牛: the environment model

27 Oct 2014

Disclaimer: Oxlang is vaporware. It may exist some day, there is some code, however it is just my thought experiment at polishing out some aspects of Clojure I consider warts by starting from a tabula rasa. The following represents a mostly baked scheme for implementing ns and require more nicely in static (CLJS, Oxcart) rather than dynamic (Clojure) contexts.

Unlike Clojure in which the unit of compilation is a single form, Oxlang’s unit of compilation is that of a “namespace”, or a single file. Oxlang namespaces are roughly equivalent to Haskell modules in that they are a comprised of a “header”, followed by a sequence of declarative body forms.

In Clojure, the ns form serves to imperatively create and initialize a namespace and binding scope. This is done by constructing a new anonymous function, using it as a class loader context to perform cached compilation of depended namespaces. Subsequent forms are compiled as they occur and the results are accumulated as globally visible defs.

Recompiling or reloading a file does exactly that. The ns form is re-executed, incurring more side-effects, and all forms in the file are re-evaluated generating more defs. However this does not discard the old defs from the same file, nor purge the existing aliases and refers in the reloaded namespace. This can lead to interesting bugs where changes in imports and defs create name conflicts with the previous imports and cause reloading to fail. The failure to invalidate deleted defs also creates conditions where for instance during refactorings the old name for a function remains interred and accessible the program run time allowing evaluation of code which depends on the old name to succeed until the entire program is reloaded in a fresh run time at which point the missing name will become evident as a dependency fault.

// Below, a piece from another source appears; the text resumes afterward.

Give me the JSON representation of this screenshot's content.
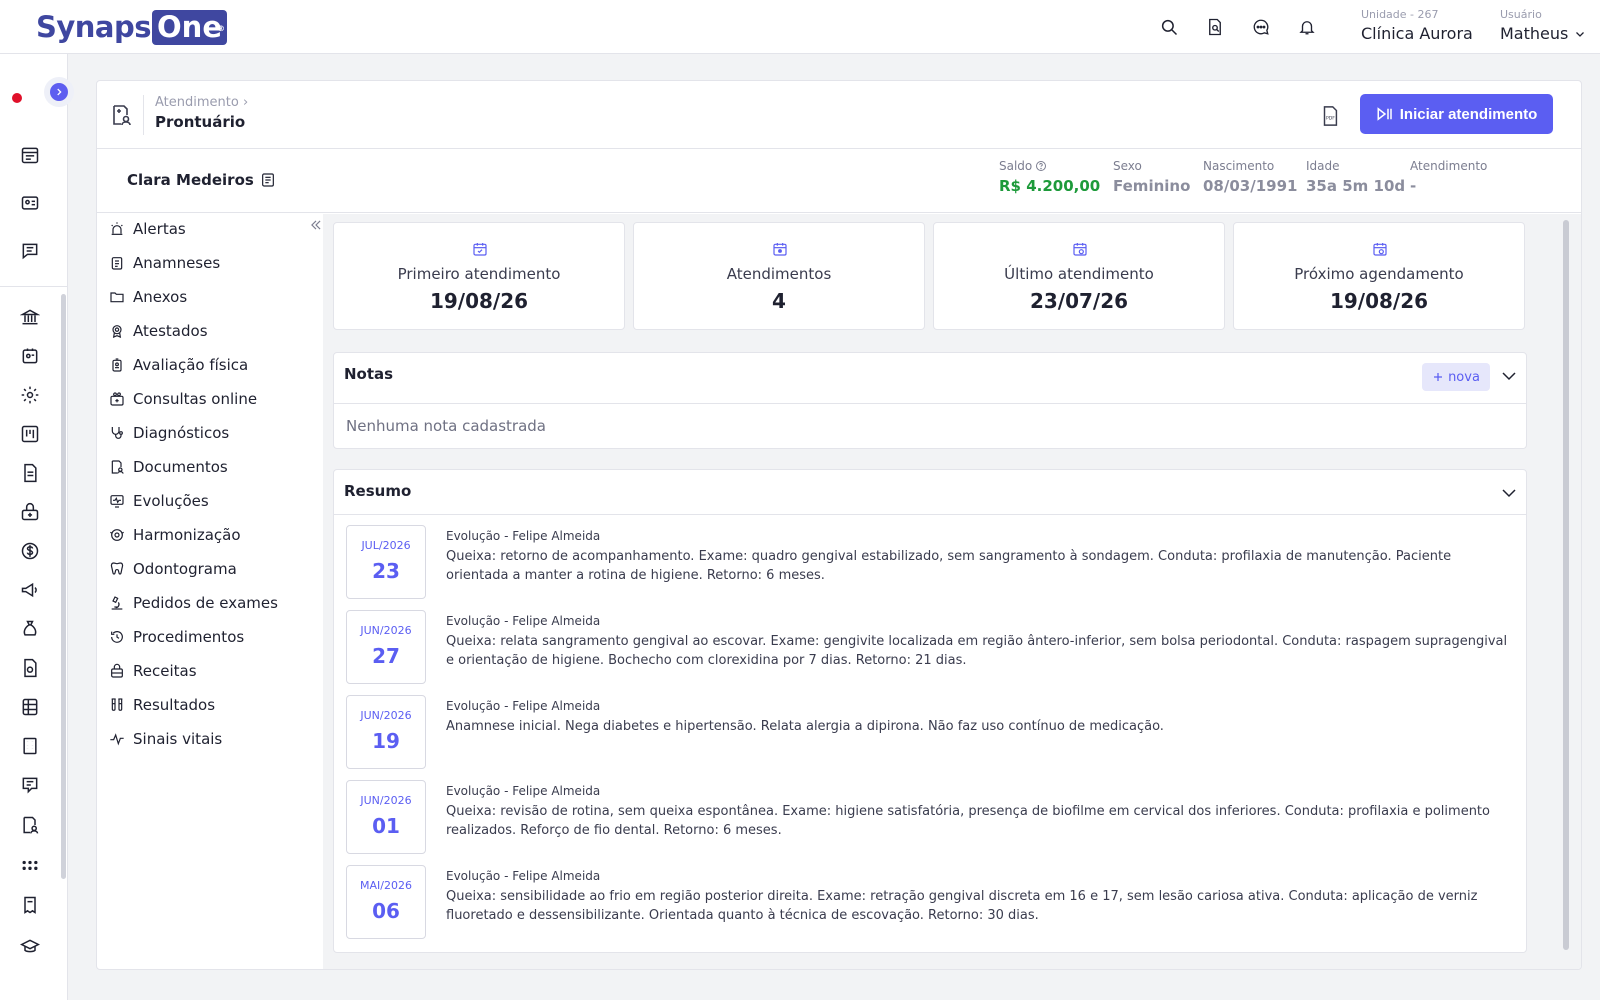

Furthermore, the Var mechanism serves to enable extremely cheap code reloading because all bindings are dynamically resolved anyway. This means that there is exactly zero recompilation cost to new code beyond compilation of the new code itself since the Var look up operation is performed at invoke time rather than at assemble time.

Unfortunately in my Clojure development experience, the persistence of deleted symbols resulted in more broken builds than I care to admit. Building and maintaining a dependency graph between symbols is computationally inexpensive, is a key part of many language level analyses for program optimization and here critically provides better assurance that REPL development behavior is identical to program behavior in a cold program boot context.

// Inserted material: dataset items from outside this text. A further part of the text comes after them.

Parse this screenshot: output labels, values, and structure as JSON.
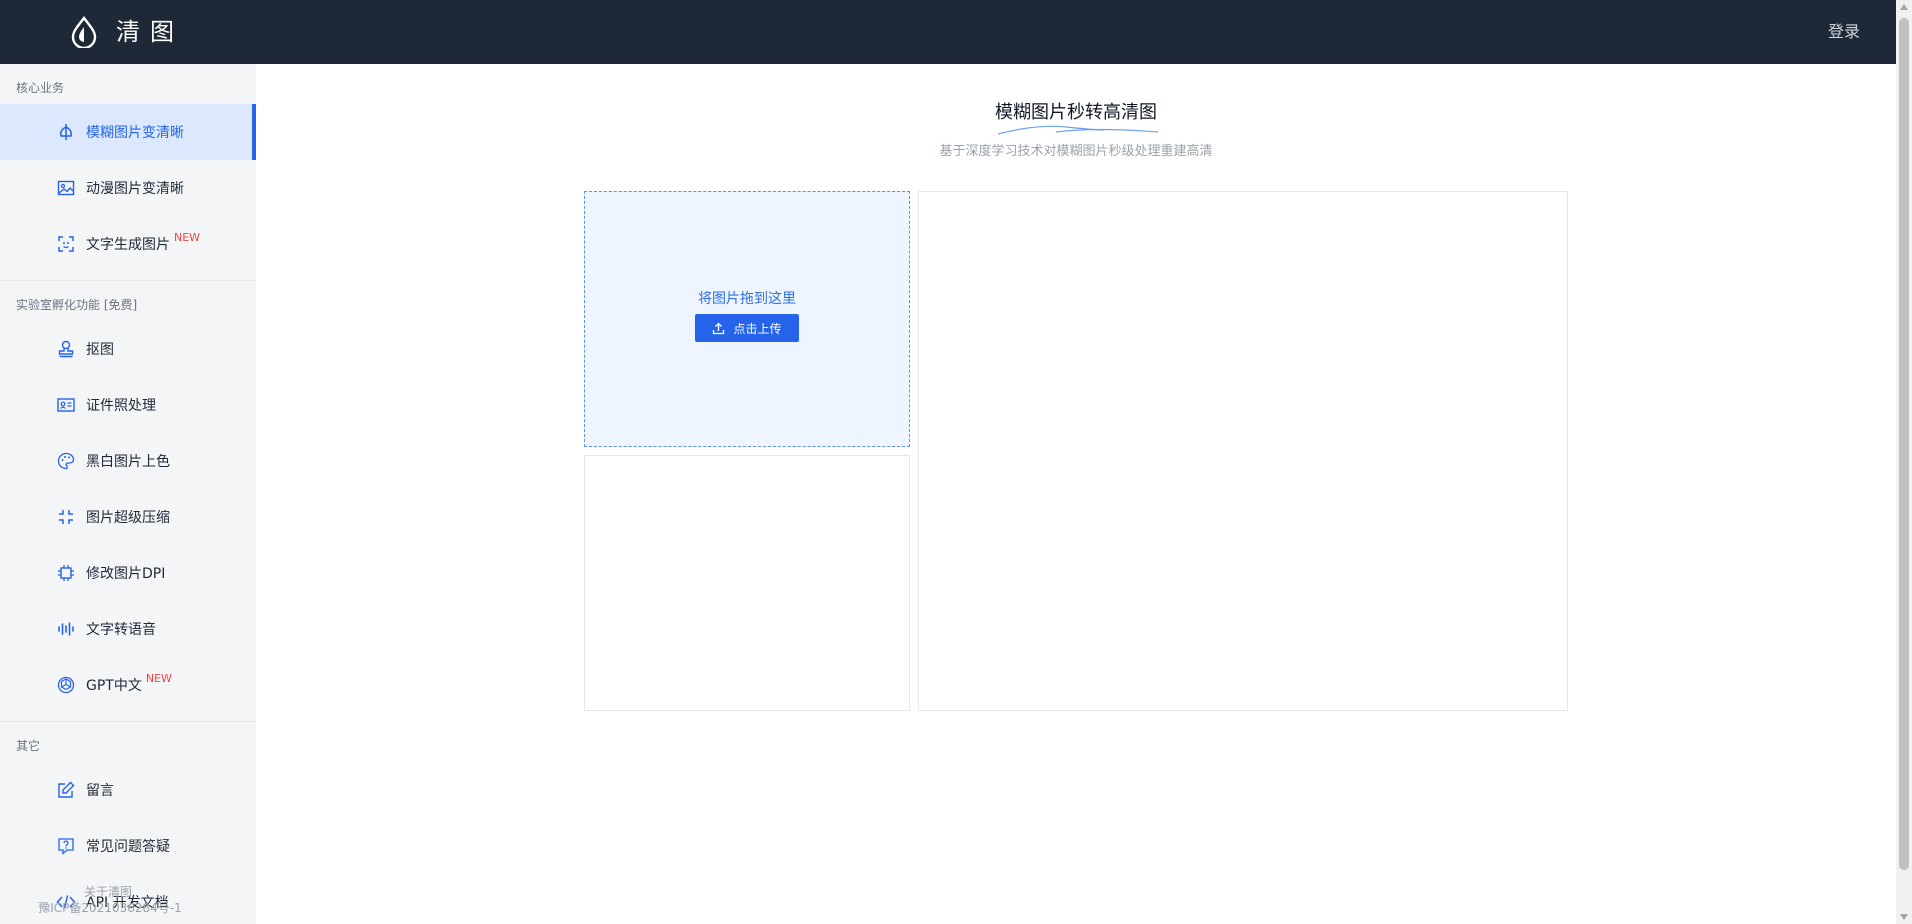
{
  "header": {
    "logo_icon": "drop-logo-icon",
    "brand": "清图",
    "login": "登录"
  },
  "sidebar": {
    "groups": [
      {
        "title": "核心业务",
        "items": [
          {
            "label": "模糊图片变清晰",
            "icon": "sharpen-icon",
            "active": true
          },
          {
            "label": "动漫图片变清晰",
            "icon": "image-icon"
          },
          {
            "label": "文字生成图片",
            "icon": "scan-frame-icon",
            "badge": "NEW"
          }
        ]
      },
      {
        "title": "实验室孵化功能 [免费]",
        "items": [
          {
            "label": "抠图",
            "icon": "stamp-icon"
          },
          {
            "label": "证件照处理",
            "icon": "id-card-icon"
          },
          {
            "label": "黑白图片上色",
            "icon": "palette-icon"
          },
          {
            "label": "图片超级压缩",
            "icon": "shrink-icon"
          },
          {
            "label": "修改图片DPI",
            "icon": "chip-icon"
          },
          {
            "label": "文字转语音",
            "icon": "audio-wave-icon"
          },
          {
            "label": "GPT中文",
            "icon": "openai-icon",
            "badge": "NEW"
          }
        ]
      },
      {
        "title": "其它",
        "items": [
          {
            "label": "留言",
            "icon": "edit-icon"
          },
          {
            "label": "常见问题答疑",
            "icon": "question-icon"
          },
          {
            "label": "API 开发文档",
            "icon": "code-icon"
          }
        ]
      }
    ],
    "footer": {
      "about": "关于清图",
      "icp": "豫ICP备2021036284号-1"
    }
  },
  "main": {
    "title": "模糊图片秒转高清图",
    "subtitle": "基于深度学习技术对模糊图片秒级处理重建高清",
    "upload": {
      "drop_text": "将图片拖到这里",
      "button_label": "点击上传",
      "button_icon": "upload-icon"
    }
  },
  "colors": {
    "topbar": "#1f2837",
    "accent": "#2563eb",
    "sidebar_bg": "#f4f5f7",
    "active_bg": "#dbe8fd",
    "badge": "#ef4444"
  }
}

In order to combat these issues, two changes must be made. First, re-evaluating a ns form must yield a “fresh” environment that cannot be tainted by previous imports and bindings. This resolves the import naming conflict issues by making them impossible. By modeling a “namespace” as a concrete “module” value having dependencies, public functions and private functions we can mirror the imperative semantics enabled by Clojure’s defs and Vars simply by accumulating “definitions” into the “module” as they are compiled.

This model isn’t a total gain however due to the second change, that reloading entirely (and deliberately) invalidates the previous definitions of every symbol in the reloaded namespace by swapping out the old namespace definition for the new one. This implies that other namespaces/modules which depend on a reloaded module must themselves be reloaded in topological sort order once the new dependencies are ready requiring dependency tracking and reloading infrastructure far beyond Clojure’s (none). Naively this must take place on a file by file basis as in Scala, however by tracking file change time stamps of source files and the hash codes of individual def forms a reloading environment can prove at little cost that no semantic change has taken place and incur the minimum change cost. I note here the effectiveness of GHCI at enabling interactive development under equivalent per-file reloading conditions as evidence that this model is in fact viable for enabling the interactive work flow that we associate with Clojure development.

With “namespaces” represented as concrete immutable values, we can now define namespace manipulation operations such as require and def in terms of functions which update the “current” namespace as a first class value. A def when evaluated simply takes a namespace and returns a new namespace that “happens” to contain a new def. However the work performed is potentially arbitrary. refer, the linking part of require, can now be implemented as a function which takes some enumeration of the symbols in some other namespace and the “current” environment, then returns a “new” environment representing the “current” environment with the appropriate aliases installed.

This becomes interesting because it means that the return value of load need lot be the eval result of the last form in the target file, it can instead be the namespace value representing the final state of the loaded module. Now, given a caching/memoized load (which is require), we can talk about an “egalitarian” loading system where user defined loading paths are possible because refer only needs the “current” namespace, a “source” namespace and a spec. Any function could generate a “namespace” value, including one which happens to perform loading of an arbitrary file as computed by the user. See technomancy’s egalitarian ns for enabling the hosting of multiple versions of a single lib simultaneously in a single Clojure instance is one possible application of this behavior.

It is my hope that by taking this approach the implementation of namespaces and code loading can be simplified greatly however one advantage of the Var structure is that it enables forwards and out of order declarations which is immensely useful while bootstrapping a language run time ex nihilo, as done here in the Clojure core. ns itself must exist in the “empty” namespace, otherwise as the “empty” namespace is used to analyze the first form in a file (stateless (abstractly) compiler ftw) the ns form itself will not be resolved and no program can be constructed. Ox could follow Clojure’s lead and cheat by not implementing ns in Ox but rather bootstrapping it from Java or Clojure or whatever the implementing language turns out to be but I’d like to do better than that. This is a problem I haven’t solved yet.